No matter how you look at them, affairs and jealousy are horrible experiences. No one feels good after learning about infidelity, but these things do happen. And while some couples feel they can’t move on from an affair, others will find they can.
Every couple is different and deals with jealousy and infidelity in different ways. Some even find that getting over an affair actually makes them closer. It all depends on who you are, your beliefs, views, values and history.
Below you will find some examples of how other couples dealt with an affair.
Anita and Bill, North London.
Anita: “Even though you love each other it’s surprising how you can let each other down. Just after we married my dad died suddenly. I’d always been a daddy’s girl and I felt lost without him. But I had to get on and help my mum and deal with a job and baby. Six months later, Bill told me that he’d had a brief affair, that it was over and that he was sorry. I couldn’t believe it. I thought ‘that’s it’ and asked him to move out. But I missed him. A girl at work suggested going to a counselor. Bill wasn’t sure but gave it a go for my sake. So many things came out – about Bill’s family – his mum died when he was young and he got sent away to school when his dad remarried – about the break-up of his first marriage – and about us. While I was coping with losing my dad, Bill felt I didn’t need him, that he could never be like my dad. We had never argued much and I realized Bill was afraid of falling out with me.”
Bill: “When we got back together I felt so bad about myself, about what I’d done to Anita and to us as a family, I wasn’t sure I could pull it back together.
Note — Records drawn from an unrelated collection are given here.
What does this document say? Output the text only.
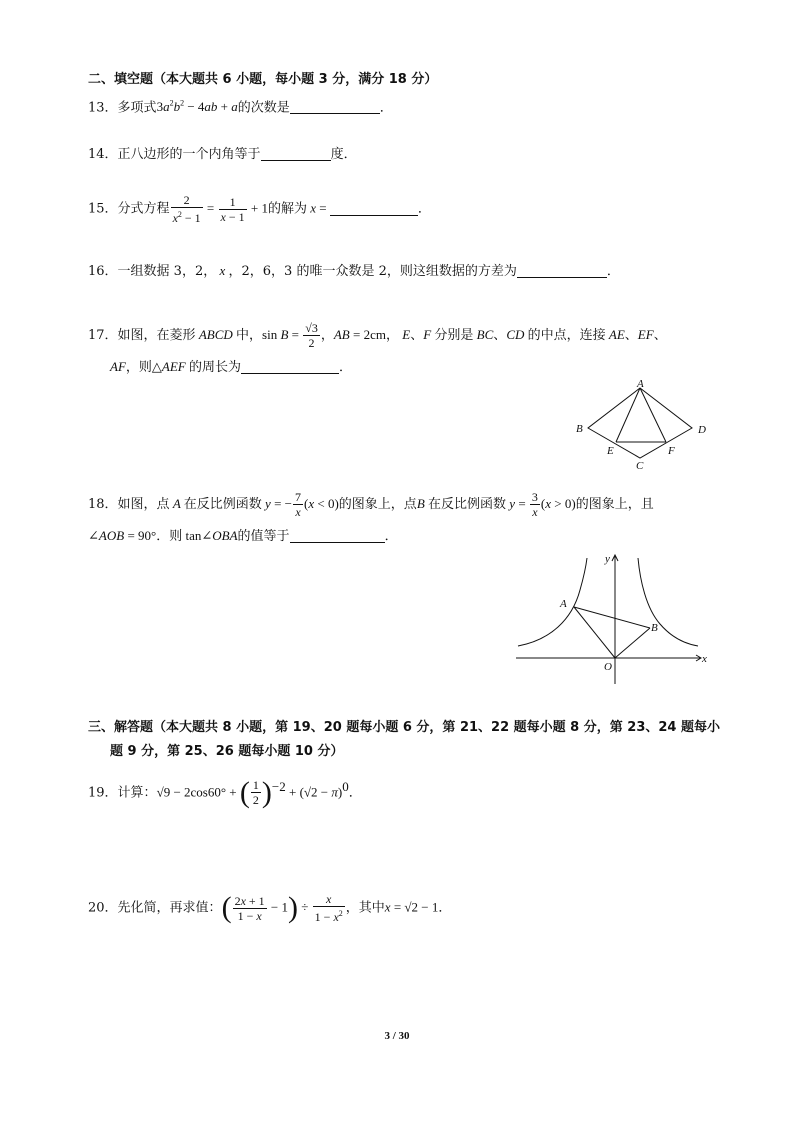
二、填空题（本大题共 6 小题，每小题 3 分，满分 18 分）
13．多项式$3a^2b^2 - 4ab + a$的次数是	．
14．正八边形的一个内角等于	度．
15．分式方程 $\frac{2}{x^2 - 1} = \frac{1}{x - 1} + 1$的解为 x =	．
16．一组数据 3，2， x ，2，6，3 的唯一众数是 2，则这组数据的方差为	．
17．如图，在菱形 ABCD 中，$\sin B = \frac{√3}{2}$ ，AB = 2cm， E、F 分别是 BC、CD 的中点，连接 AE、EF、
AF，则△AEF 的周长为	．
A
B
C
D
E	F
18．如图，点 A 在反比例函数 y = − $\frac{7}{x} (x < 0)$的图象上，点B 在反比例函数 $y = \frac{3}{x} (x > 0)$的图象上，且
∠AOB = 90°．则 tan∠OBA的值等于	．
y
x
O
A
B
三、解答题（本大题共 8 小题，第 19、20 题每小题 6 分，第 21、22 题每小题 8 分，第 23、24 题每小
题 9 分，第 25、26 题每小题 10 分）
19．计算：√9 − 2cos60° + ( $\frac{1}{2} )^{-2} + (√2 - \pi)^0$．
20．先化简，再求值：( $\frac{2x + 1}{1 - x} - 1) \div \frac{x}{1 - x^2}$ ，其中x = √2 − 1．
3 / 30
But Anita is so good, she’s seen bits of me that are not the best and has accepted them. The counseling helped me understand things better and I know she does need me. Anita forgave me for the affair and we’ve been able to start again.”
Carrie, Solihull.
“To be perfectly honest, I was used to him not being there. So when he did leave, though it was horrible, I was kind of used to being on my own. My husband went off with a young woman. I had to stop myself saying ‘hang on a minute, this might not turn out how you hope’. But you don’t say anything at the time… Since he came back, we are a lot stronger. He is grateful I did take him back – the sod! A lot of close friends knew that he had mistreated me. When I say that, I don’t mean he beat me or anything but he hadn’t given me any love or attention for ages.”
Roger, London.
“I couldn’t believe it when Bethan said she had had an affair. Well, I say affair, it wasn’t anything prolonged or anything. She’d slept with a colleague a couple of times. The whole thing was unfathomable. I mean isn’t that something men do! She said she had been feeling really lonely. I work away a lot. When I’m home I really focus on spending time with my kids (from a previous relationship) and she said she felt left out and lonely. The weird thing is I can understand, if I was her I think I’d feel the same. She told me because she said she wanted things to change.
“It has taken so much to trust her again, and I think she worries that I still don’t trust her. I’m trying and I want our relationship to last. We love each other very much. Bethan changed her job and we’ve moved closer to where I need to be for work so now we spend more time together. I miss my children terribly but they come and stay regularly. We are making a go of it I suppose.
“Some men might think I was mad to take her back, but I don’t think she is “a cheater” as such, she was just lonely, she’d have rather been sleeping with me – but I wasn’t there! The worry about it happening again is probably worse than anything but it is getting easier with time.”